How to hit a third shot drop like a pro

Master your dink mechanics. The physical mechanics of the third shot drop are pretty much all dink. Dial in those fluid upswing motions and tune it for distance. This will require a lot of repetition and practice maintaining soft hands.

Read every third shot’s attackability. This is an indirect skill for hitting your third shot drops well, but it is still necessary. The main purpose of the drop is to help you get up to the net. If you hit too high or far, then the ball will be attackable for your opponent.

When your third shot is attackable, the last thing you want to be doing is hastily moving up to the kitchen line. You will run straight into a drive from your opponent or get a passing shot placed behind your feet.

Pay close attention to the trajectory of the ball when you or your teammate hits a third shot drop. If the shot goes high, then wait back and be ready to play defense. You can try to do another drop on the next shot (5th). If the drop stays low and short, be ready to move to the net fast.

Many doubles partners will audibly communicate when a drop is good or not.
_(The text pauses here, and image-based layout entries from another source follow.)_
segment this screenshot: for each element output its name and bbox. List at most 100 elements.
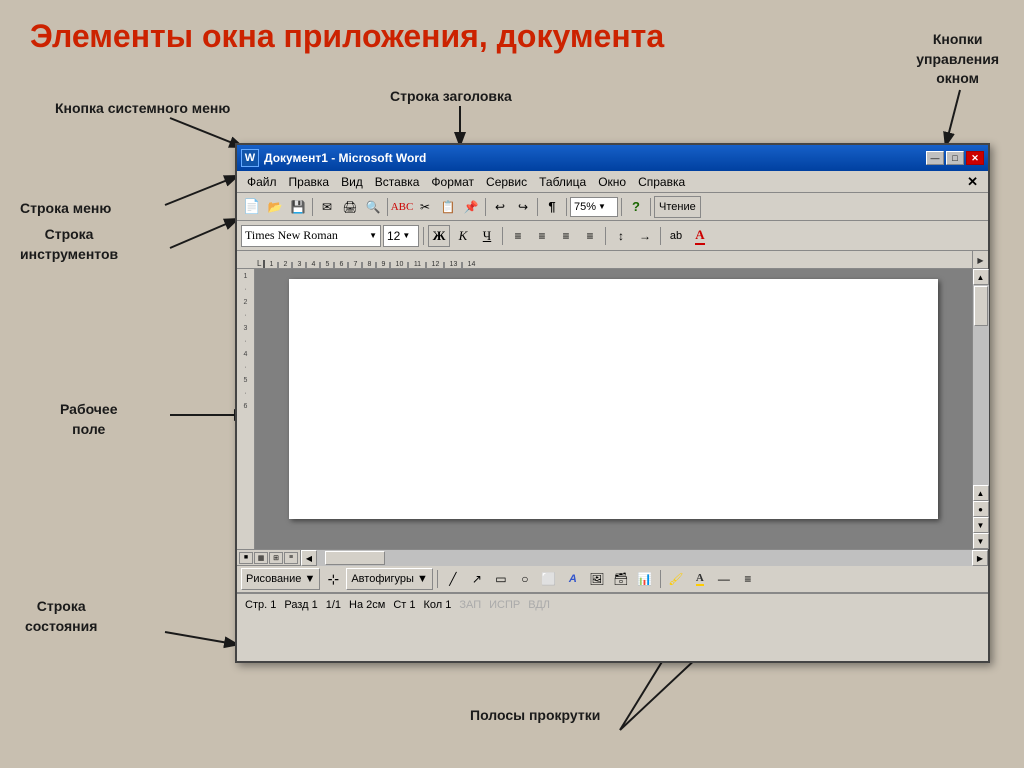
tb-separator-1 [312, 198, 313, 216]
system-menu-button[interactable]: W [241, 149, 259, 167]
minimize-button[interactable]: — [926, 151, 944, 165]
scroll-browse-down[interactable]: ▼ [973, 517, 989, 533]
status-zap: ЗАП [459, 599, 481, 611]
maximize-button[interactable]: □ [946, 151, 964, 165]
tb-redo[interactable]: ↪ [512, 196, 534, 218]
highlight-button[interactable]: ab [665, 225, 687, 247]
draw-paint[interactable]: 🖌 [665, 568, 687, 590]
menu-close-x[interactable]: ✕ [961, 174, 984, 190]
align-left-button[interactable]: ≡ [507, 225, 529, 247]
ruler-right-scroll[interactable]: ▶ [972, 251, 988, 269]
tb-separator-fmt4 [660, 227, 661, 245]
draw-ellipse[interactable]: ○ [514, 568, 536, 590]
menu-bar-annotation: Строка меню [20, 200, 111, 216]
workfield-annotation: Рабочееполе [60, 400, 118, 439]
justify-button[interactable]: ≡ [579, 225, 601, 247]
tb-new[interactable]: 📄 [241, 196, 263, 218]
vertical-scrollbar[interactable]: ▲ ▲ ● ▼ ▼ [972, 269, 988, 549]
menu-item-insert[interactable]: Вставка [369, 174, 426, 190]
draw-line-style[interactable]: ≡ [737, 568, 759, 590]
tb-save[interactable]: 💾 [287, 196, 309, 218]
draw-menu-button[interactable]: Рисование ▼ [241, 568, 320, 590]
draw-clipart[interactable]: 🖼 [586, 568, 608, 590]
reading-button[interactable]: Чтение [654, 196, 701, 218]
menu-item-file[interactable]: Файл [241, 174, 283, 190]
indent-more[interactable]: → [634, 225, 656, 247]
menu-item-format[interactable]: Формат [425, 174, 480, 190]
document-scroll-area[interactable] [255, 269, 972, 549]
scroll-right-button[interactable]: ▶ [972, 550, 988, 566]
font-size-dropdown[interactable]: 12 ▼ [383, 225, 419, 247]
view-outline-button[interactable]: ≡ [284, 552, 298, 564]
tb-separator-3 [485, 198, 486, 216]
scroll-browse-up[interactable]: ▲ [973, 485, 989, 501]
tb-open[interactable]: 📂 [264, 196, 286, 218]
tb-email[interactable]: ✉ [316, 196, 338, 218]
scroll-select-object[interactable]: ● [973, 501, 989, 517]
view-normal-button[interactable]: ■ [239, 552, 253, 564]
draw-arrow[interactable]: ↗ [466, 568, 488, 590]
tb-separator-draw2 [660, 570, 661, 588]
window-title: Документ1 - Microsoft Word [264, 151, 426, 165]
menu-item-tools[interactable]: Сервис [480, 174, 533, 190]
tb-pilcrow[interactable]: ¶ [541, 196, 563, 218]
autoshapes-button[interactable]: Автофигуры ▼ [346, 568, 433, 590]
tb-cut[interactable]: ✂ [414, 196, 436, 218]
tb-spell[interactable]: ABC [391, 196, 413, 218]
tb-separator-fmt3 [605, 227, 606, 245]
menu-item-table[interactable]: Таблица [533, 174, 592, 190]
toolbar-annotation: Строкаинструментов [20, 225, 118, 264]
format-toolbar: Times New Roman ▼ 12 ▼ Ж К Ч ≡ ≡ ≡ ≡ ↕ [237, 221, 988, 251]
tb-paste[interactable]: 📌 [460, 196, 482, 218]
tb-undo[interactable]: ↩ [489, 196, 511, 218]
document-page [289, 279, 937, 519]
font-color-button[interactable]: A [689, 225, 711, 247]
view-buttons: ■ ▦ ⊞ ≡ [237, 550, 301, 565]
tb-separator-5 [566, 198, 567, 216]
horizontal-scroll-track[interactable] [317, 550, 972, 566]
underline-button[interactable]: Ч [476, 225, 498, 247]
italic-button[interactable]: К [452, 225, 474, 247]
status-col: Кол 1 [423, 599, 451, 611]
menu-item-help[interactable]: Справка [632, 174, 691, 190]
view-web-button[interactable]: ⊞ [269, 552, 283, 564]
tb-preview[interactable]: 🔍 [362, 196, 384, 218]
status-bar: Стр. 1 Разд 1 1/1 На 2см Ст 1 Кол 1 ЗАП … [237, 593, 988, 615]
menu-item-window[interactable]: Окно [592, 174, 632, 190]
align-center-button[interactable]: ≡ [531, 225, 553, 247]
tb-help[interactable]: ? [625, 196, 647, 218]
zoom-dropdown[interactable]: 75% ▼ [570, 197, 618, 217]
bold-button[interactable]: Ж [428, 225, 450, 247]
tb-copy[interactable]: 📋 [437, 196, 459, 218]
draw-textbox[interactable]: ⬜ [538, 568, 560, 590]
ctrl-btns-annotation: Кнопкиуправленияокном [916, 30, 999, 89]
scroll-thumb-h[interactable] [325, 551, 385, 565]
scroll-left-button[interactable]: ◀ [301, 550, 317, 566]
zoom-dropdown-arrow: ▼ [598, 202, 606, 211]
draw-image[interactable]: 🗃 [610, 568, 632, 590]
line-spacing-button[interactable]: ↕ [610, 225, 632, 247]
scroll-thumb-v[interactable] [974, 286, 988, 326]
menu-item-view[interactable]: Вид [335, 174, 369, 190]
tb-separator-2 [387, 198, 388, 216]
draw-cursor-button[interactable]: ⊹ [322, 568, 344, 590]
status-vdl: ВДЛ [528, 599, 550, 611]
draw-fill-color[interactable]: A [689, 568, 711, 590]
draw-diagram[interactable]: 📊 [634, 568, 656, 590]
ruler-content: L 1 2 3 4 5 6 7 8 9 10 [257, 251, 479, 268]
font-size-arrow: ▼ [402, 231, 410, 240]
scroll-up-button[interactable]: ▲ [973, 269, 989, 285]
draw-rect[interactable]: ▭ [490, 568, 512, 590]
tb-print[interactable]: 🖨 [339, 196, 361, 218]
menu-item-edit[interactable]: Правка [283, 174, 336, 190]
horizontal-scrollbar-area: ■ ▦ ⊞ ≡ ◀ ▶ [237, 549, 988, 565]
draw-line[interactable]: ╱ [442, 568, 464, 590]
font-name-dropdown[interactable]: Times New Roman ▼ [241, 225, 381, 247]
view-layout-button[interactable]: ▦ [254, 552, 268, 564]
scroll-down-button[interactable]: ▼ [973, 533, 989, 549]
draw-line-color[interactable]: — [713, 568, 735, 590]
draw-wordart[interactable]: A [562, 568, 584, 590]
close-button[interactable]: ✕ [966, 151, 984, 165]
align-right-button[interactable]: ≡ [555, 225, 577, 247]
vertical-ruler: 1·2·3·4·5·6 [237, 269, 255, 549]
You might encounter a “yes” or “good” signal from a teammate to indicate the drop was hit successfully. You might hear “no” or watch” if the ball was hit too high and will be attackable.

Be easy on yourself. So much of pickleball is a mental game. The mechanics of a third shot dropping are hard to master, and it can be easy to get down on yourself. Try to work on your mindset and stay neutral, or even positive, when you’re hitting a hard stretch of missed drops. Continued improvement is the name of the game.

How to practice and drill your third shot drop

Do dinking drills. Some of which include dink for points and triangle dinks. If you spend time drilling just one shot in pickleball, consider making it this one. Just remember, practice makes permanent, so be careful that you practice correctly.

Commit to practicing your drops in games. If you want to improve your third shot drop, commit to attempting it as often as you can in rec games. Playing in a real game cements the shot into your psyche more than a sterilized practice environment. Hit drops on your 5th and 7th shots whenever you find yourself back, too. Chances are it won’t make you feel warm and fuzzy inside at first, but just keep going until your shots feel right.


Hopefully, this article has clarified third shot drops for you. Don’t worry if it feels confusing or if your drop isn’t working how you want it to so far. The third shot drop takes time to polish, for everyone. Just keep practicing, and you’ll get it.

Remember to also work on your third shot drive. It’s essential to have a varied shot selection with your 3rd shot so you can capitalize on certain 2nd shot returns and to keep your opponent on their toes.